Some context: Talking Heads: 77 was released, surprisingly enough, in 1977, culminating a run at Manhattan's CBGBs, where Talking Heads shared the stage with early punk acts, including The Ramones, The Voidoids and Patti Smith. By taking a completely different approach from those groups to the same alienation, Talking Heads, along with their lesser-known compatriots Television, laid the groundwork for the New Wave that followed. Although it's nearly impossible to dance to anything on Talking Heads: 77, Gang of Four, New Order and Joy Division all owe their clean musical style and nervous energy first captured on that album.

To all the MP3 pirates out there, a warning: it's not worth sampling Talking Heads: 77 song by song.
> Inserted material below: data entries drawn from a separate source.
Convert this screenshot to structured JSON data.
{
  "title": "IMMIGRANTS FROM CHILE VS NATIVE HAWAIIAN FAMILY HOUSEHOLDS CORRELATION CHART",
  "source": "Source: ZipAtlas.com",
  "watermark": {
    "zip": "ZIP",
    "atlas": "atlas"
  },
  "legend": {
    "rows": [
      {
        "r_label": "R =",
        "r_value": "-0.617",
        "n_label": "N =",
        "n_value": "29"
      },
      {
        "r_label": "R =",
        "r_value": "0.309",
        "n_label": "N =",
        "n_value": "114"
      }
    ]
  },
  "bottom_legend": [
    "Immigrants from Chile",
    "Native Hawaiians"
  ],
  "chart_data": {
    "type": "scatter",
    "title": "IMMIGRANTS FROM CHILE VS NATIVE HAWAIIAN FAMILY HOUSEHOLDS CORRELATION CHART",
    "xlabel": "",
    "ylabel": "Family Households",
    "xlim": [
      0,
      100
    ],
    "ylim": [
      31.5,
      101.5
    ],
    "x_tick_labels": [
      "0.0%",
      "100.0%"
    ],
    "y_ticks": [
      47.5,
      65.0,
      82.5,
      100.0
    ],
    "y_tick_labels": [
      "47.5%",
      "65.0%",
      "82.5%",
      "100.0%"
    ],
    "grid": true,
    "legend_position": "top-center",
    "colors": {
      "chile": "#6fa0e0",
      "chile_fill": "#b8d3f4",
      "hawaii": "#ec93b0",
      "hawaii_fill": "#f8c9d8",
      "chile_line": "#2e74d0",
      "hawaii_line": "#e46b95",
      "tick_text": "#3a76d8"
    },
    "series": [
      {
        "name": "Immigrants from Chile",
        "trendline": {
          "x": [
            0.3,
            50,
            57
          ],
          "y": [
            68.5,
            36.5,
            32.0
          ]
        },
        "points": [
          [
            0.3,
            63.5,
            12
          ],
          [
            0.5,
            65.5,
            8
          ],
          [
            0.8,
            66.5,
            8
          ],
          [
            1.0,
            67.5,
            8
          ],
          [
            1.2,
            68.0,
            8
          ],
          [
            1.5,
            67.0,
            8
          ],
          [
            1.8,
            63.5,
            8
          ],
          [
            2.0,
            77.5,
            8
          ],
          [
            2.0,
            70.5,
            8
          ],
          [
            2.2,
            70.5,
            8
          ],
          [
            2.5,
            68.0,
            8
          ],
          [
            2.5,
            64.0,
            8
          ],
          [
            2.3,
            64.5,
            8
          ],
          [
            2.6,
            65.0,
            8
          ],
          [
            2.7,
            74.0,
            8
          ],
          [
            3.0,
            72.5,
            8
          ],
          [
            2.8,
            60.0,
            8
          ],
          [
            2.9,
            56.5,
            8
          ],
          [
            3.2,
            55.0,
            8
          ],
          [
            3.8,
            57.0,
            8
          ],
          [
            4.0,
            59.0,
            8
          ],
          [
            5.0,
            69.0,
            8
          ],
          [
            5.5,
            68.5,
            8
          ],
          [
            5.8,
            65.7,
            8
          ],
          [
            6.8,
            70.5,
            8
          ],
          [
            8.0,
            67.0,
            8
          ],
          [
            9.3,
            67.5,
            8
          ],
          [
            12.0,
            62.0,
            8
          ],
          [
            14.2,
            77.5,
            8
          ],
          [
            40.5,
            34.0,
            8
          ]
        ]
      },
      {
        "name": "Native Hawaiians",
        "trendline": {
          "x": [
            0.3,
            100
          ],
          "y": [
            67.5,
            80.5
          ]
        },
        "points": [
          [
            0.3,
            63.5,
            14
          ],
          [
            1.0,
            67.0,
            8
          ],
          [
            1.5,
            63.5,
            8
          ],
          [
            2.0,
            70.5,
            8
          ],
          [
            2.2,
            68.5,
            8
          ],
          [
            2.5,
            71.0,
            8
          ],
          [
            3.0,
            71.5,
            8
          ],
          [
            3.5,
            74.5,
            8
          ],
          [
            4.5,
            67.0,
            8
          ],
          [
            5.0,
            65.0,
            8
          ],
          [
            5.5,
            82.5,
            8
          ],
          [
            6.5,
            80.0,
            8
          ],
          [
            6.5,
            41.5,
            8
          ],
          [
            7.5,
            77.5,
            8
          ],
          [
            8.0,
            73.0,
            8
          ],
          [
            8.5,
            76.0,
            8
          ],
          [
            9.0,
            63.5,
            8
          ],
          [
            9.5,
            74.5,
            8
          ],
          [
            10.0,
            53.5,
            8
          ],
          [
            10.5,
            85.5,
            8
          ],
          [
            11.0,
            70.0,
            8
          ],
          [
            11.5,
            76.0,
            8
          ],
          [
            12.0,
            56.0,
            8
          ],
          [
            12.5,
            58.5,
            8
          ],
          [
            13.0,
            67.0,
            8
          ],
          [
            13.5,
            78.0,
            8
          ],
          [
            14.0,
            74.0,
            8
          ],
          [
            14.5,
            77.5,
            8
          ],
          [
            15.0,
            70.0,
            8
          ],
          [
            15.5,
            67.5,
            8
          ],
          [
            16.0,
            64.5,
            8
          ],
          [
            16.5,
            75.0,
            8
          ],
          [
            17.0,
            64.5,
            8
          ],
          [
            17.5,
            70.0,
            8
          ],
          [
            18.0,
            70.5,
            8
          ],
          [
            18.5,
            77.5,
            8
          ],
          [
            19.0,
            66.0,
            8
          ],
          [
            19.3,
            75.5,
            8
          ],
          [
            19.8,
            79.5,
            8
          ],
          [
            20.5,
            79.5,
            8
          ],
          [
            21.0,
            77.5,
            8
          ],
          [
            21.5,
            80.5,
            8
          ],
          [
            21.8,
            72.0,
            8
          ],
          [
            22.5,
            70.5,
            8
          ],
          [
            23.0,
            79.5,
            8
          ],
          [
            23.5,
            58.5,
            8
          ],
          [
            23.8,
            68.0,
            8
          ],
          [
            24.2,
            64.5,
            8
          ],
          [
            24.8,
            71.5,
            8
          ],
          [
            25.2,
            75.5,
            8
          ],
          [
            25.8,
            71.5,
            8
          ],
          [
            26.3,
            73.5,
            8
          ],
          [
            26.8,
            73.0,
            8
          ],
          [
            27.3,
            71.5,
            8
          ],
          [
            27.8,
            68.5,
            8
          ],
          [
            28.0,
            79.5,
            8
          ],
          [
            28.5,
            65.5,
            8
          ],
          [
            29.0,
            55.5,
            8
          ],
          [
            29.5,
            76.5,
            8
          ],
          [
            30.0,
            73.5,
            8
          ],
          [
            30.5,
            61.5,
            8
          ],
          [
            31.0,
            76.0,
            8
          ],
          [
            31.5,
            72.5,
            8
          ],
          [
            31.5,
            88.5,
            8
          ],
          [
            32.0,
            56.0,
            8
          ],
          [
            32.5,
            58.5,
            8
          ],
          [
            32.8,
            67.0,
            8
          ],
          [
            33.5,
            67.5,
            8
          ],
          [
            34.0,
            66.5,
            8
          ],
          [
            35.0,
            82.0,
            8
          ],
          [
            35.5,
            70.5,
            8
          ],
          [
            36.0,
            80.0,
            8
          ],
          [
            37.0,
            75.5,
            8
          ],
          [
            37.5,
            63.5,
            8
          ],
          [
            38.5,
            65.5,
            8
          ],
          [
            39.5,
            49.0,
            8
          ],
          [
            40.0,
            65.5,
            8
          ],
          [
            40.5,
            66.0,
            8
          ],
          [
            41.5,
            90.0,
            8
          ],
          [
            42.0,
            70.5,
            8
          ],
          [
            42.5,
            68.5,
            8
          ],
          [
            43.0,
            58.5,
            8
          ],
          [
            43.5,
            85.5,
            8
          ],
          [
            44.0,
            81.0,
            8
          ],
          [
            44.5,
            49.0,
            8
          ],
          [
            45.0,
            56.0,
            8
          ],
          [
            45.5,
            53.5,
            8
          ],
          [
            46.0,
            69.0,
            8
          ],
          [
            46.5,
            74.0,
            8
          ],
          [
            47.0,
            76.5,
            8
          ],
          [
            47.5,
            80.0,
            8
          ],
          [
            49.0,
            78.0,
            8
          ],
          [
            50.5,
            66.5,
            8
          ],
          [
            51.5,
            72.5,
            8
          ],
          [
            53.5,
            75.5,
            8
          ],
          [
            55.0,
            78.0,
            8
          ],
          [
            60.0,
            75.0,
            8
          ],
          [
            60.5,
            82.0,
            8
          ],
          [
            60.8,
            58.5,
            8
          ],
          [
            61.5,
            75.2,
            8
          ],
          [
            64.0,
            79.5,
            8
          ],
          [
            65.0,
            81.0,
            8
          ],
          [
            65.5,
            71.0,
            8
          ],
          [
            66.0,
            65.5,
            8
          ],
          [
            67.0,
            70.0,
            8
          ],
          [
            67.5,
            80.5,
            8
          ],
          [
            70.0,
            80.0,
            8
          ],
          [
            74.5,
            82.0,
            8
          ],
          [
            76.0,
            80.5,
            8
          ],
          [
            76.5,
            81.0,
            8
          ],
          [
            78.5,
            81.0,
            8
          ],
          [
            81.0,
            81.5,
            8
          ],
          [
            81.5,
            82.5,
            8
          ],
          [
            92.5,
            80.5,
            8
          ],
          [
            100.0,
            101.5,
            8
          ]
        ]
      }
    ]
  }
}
Depending on which file lands on your drive first, you end up with the impression that the album is cutesy postcard copy ("Who Is It") obnoxious ode to self-improvement ("Pulled Up") or perhaps a paranoid freak-out, like "Psycho Killer."

Trust me: it hangs together quite well. Compared to later Talking Heads albums, Talking Heads: 77 sounds like a breath of fresh air, capturing the band before Brian Eno came in and overproduced the albums that followed. The bottom line is this: if you own any new wave or punk albums at all, there is no good reason not to own Talking Heads: 77.